We've added --lora_layers and --lora_blocks to make LoRA training modules configurable.

  • with --lora_blocks you can specify the block numbers for training. E.g. passing -
--lora_blocks "12,13,14,15,16,17,18,19,20,21,22,23,24,30,31,32,33,34,35,36,37"

will trigger LoRA training of transformer blocks 12-24 and 30-37. By default, all blocks are trained.

  • with --lora_layers you can specify the types of layers you wish to train. By default, the trained layers are -
    attn.add_k_proj,attn.add_q_proj,attn.add_v_proj,attn.to_add_out,attn.to_k,attn.to_out.0,attn.to_q,attn.to_v If you wish to have a leaner LoRA / train more blocks over layers you could pass -
+ --lora_layers attn.to_k,attn.to_q,attn.to_v,attn.to_out.0

This will reduce LoRA size by roughly 50% for the same rank compared to the default. However, if you're after compact LoRAs, it's our impression that maintaining the default setting for --lora_layers and freezing some of the early & blocks is usually better.

Text Encoder Training

Alongside the transformer, LoRA fine-tuning of the CLIP text encoders is now also supported. To do so, just specify --train_text_encoder while launching training. Please keep the following points in mind:

Note

SD3 has three text encoders (CLIP L/14, OpenCLIP bigG/14, and T5-v1.1-XXL). By enabling --train_text_encoder, LoRA fine-tuning of both CLIP encoders is performed. At the moment, T5 fine-tuning is not supported and weights remain frozen when text encoder training is enabled.

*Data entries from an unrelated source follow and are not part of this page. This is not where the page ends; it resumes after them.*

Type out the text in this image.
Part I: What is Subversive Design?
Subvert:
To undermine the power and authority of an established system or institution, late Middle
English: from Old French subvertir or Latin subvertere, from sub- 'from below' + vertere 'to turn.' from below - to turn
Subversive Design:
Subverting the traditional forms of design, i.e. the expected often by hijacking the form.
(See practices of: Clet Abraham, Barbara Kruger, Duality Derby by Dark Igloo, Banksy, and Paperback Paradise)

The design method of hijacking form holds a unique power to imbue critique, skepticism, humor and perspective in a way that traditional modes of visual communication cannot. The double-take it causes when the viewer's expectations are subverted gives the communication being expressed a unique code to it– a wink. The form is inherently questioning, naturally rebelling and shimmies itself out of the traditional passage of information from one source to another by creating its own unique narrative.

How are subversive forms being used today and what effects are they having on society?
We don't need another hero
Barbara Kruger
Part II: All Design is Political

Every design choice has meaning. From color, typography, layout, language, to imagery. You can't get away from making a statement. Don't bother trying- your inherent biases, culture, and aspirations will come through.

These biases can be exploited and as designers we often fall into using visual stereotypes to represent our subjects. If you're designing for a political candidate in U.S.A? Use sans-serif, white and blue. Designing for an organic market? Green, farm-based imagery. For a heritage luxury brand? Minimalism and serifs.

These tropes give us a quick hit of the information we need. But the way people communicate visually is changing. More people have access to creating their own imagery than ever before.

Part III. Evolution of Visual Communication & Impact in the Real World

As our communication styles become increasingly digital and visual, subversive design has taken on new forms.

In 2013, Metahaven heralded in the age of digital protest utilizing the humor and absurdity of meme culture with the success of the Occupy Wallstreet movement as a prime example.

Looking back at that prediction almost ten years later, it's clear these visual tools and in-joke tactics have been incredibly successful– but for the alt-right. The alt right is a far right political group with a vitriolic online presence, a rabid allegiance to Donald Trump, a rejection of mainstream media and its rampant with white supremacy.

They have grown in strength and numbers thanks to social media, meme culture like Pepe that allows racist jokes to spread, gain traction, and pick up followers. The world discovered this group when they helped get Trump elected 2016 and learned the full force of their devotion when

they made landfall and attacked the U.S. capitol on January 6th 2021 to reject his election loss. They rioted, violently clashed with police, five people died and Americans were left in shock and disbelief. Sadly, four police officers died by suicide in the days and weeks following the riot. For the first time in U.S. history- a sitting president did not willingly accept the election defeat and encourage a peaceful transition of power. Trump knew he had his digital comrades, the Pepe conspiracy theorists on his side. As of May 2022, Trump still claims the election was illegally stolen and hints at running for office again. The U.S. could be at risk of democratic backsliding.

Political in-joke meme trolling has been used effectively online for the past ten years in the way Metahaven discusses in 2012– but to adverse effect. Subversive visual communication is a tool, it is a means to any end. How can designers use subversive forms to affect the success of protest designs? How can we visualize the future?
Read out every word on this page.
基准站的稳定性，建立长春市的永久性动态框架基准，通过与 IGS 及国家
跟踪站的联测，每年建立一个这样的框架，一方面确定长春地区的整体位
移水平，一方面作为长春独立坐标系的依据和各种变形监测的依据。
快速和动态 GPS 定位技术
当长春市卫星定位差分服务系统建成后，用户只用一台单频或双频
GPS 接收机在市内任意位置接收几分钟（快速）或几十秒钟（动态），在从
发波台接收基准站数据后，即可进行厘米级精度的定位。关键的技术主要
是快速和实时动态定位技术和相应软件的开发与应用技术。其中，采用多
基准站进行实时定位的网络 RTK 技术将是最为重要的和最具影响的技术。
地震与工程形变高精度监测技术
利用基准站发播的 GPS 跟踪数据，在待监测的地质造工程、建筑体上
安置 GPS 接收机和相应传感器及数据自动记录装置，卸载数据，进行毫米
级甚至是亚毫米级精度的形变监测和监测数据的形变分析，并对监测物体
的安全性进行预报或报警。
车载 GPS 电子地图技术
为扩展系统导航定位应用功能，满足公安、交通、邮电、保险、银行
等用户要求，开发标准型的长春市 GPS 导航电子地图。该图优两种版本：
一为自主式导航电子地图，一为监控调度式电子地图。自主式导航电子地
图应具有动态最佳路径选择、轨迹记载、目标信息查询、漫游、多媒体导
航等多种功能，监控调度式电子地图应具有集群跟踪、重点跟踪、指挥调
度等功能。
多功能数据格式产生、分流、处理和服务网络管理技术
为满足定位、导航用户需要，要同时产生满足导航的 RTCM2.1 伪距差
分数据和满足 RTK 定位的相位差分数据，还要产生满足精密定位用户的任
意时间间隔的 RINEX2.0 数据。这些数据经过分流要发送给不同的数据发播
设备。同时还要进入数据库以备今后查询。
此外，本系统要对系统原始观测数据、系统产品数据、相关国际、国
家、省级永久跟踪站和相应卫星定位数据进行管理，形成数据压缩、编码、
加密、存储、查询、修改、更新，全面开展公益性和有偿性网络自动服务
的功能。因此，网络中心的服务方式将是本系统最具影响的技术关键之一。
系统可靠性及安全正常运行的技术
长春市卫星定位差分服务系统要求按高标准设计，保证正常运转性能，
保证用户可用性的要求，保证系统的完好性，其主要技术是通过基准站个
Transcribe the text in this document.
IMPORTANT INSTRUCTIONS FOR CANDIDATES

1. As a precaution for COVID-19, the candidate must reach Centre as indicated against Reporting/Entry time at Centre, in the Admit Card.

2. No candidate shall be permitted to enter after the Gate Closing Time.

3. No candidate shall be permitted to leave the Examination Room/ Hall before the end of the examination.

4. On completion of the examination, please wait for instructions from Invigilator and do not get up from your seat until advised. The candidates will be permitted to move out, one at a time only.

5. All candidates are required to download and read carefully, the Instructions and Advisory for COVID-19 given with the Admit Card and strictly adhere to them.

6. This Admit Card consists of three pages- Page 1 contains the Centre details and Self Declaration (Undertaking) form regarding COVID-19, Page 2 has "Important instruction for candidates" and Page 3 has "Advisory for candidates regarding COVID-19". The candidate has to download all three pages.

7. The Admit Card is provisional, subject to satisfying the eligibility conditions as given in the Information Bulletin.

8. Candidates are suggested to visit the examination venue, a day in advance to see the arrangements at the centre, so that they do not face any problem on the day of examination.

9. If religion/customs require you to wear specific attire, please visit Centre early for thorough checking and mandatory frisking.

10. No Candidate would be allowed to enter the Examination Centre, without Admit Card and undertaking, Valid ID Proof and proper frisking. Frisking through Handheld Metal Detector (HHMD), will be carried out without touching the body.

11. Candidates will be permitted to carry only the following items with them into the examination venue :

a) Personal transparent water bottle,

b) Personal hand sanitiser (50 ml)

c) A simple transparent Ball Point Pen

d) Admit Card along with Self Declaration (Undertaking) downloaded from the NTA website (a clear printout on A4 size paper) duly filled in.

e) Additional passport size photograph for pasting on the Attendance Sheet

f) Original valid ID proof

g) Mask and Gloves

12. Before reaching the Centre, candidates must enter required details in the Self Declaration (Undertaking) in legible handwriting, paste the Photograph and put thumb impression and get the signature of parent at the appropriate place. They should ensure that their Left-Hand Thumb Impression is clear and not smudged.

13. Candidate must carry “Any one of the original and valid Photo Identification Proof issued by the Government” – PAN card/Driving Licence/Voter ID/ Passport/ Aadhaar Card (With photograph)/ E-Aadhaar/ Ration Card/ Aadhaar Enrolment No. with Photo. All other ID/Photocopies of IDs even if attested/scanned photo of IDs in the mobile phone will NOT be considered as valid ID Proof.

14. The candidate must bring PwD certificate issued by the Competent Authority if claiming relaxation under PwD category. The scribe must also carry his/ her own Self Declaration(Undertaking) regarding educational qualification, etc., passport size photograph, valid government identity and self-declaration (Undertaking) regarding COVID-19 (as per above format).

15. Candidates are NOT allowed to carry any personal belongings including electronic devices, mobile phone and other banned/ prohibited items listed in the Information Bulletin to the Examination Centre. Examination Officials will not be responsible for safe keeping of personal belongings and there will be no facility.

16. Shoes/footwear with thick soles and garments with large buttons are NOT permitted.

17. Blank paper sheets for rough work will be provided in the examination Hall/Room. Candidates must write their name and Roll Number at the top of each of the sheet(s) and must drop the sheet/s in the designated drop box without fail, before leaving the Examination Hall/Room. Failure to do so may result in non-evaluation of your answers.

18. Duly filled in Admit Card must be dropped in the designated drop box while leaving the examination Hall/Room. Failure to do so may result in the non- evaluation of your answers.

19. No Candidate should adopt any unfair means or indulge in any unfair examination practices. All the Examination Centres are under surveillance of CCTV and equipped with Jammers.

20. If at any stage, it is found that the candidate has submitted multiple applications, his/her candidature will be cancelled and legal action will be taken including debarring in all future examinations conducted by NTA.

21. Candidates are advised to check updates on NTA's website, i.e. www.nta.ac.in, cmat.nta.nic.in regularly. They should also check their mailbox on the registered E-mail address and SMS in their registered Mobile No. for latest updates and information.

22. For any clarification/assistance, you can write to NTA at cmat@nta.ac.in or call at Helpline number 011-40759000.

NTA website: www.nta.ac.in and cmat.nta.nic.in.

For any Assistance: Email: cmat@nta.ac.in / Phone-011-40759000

To perform DreamBooth LoRA with text-encoder training, run:

export MODEL_NAME="stabilityai/stable-diffusion-3-medium-diffusers"
export OUTPUT_DIR="trained-sd3-lora"

accelerate launch train_dreambooth_lora_sd3.py \
  --pretrained_model_name_or_path=$MODEL_NAME  \
  --output_dir=$OUTPUT_DIR \
  --dataset_name="Norod78/Yarn-art-style" \
  --instance_prompt="a photo of TOK yarn art dog" \
  --resolution=1024 \
  --train_batch_size=1 \
  --train_text_encoder\
  --gradient_accumulation_steps=1 \
  --optimizer="prodigy"\
  --learning_rate=1.0 \
  --text_encoder_lr=1.0 \
  --report_to="wandb" \
  --lr_scheduler="constant" \
  --lr_warmup_steps=0 \
  --max_train_steps=1500 \
  --rank=32 \
  --seed="0" \
  --push_to_hub

Other notes

  1. We default to the "logit_normal" weighting scheme for the loss following the SD3 paper. Thanks to @bghira for helping us discover that for other weighting schemes supported from the training script, training may incur numerical instabilities.
  2. Thanks to bghira, JinxuXiang, and bendanzzc for helping us discover a bug in how VAE encoding was being done previously. This has been fixed in #8917.
  3. Additionally, we now have the option to control if we want to apply preconditioning to the model outputs via a --precondition_outputs CLI arg. It affects how the model target is calculated as well.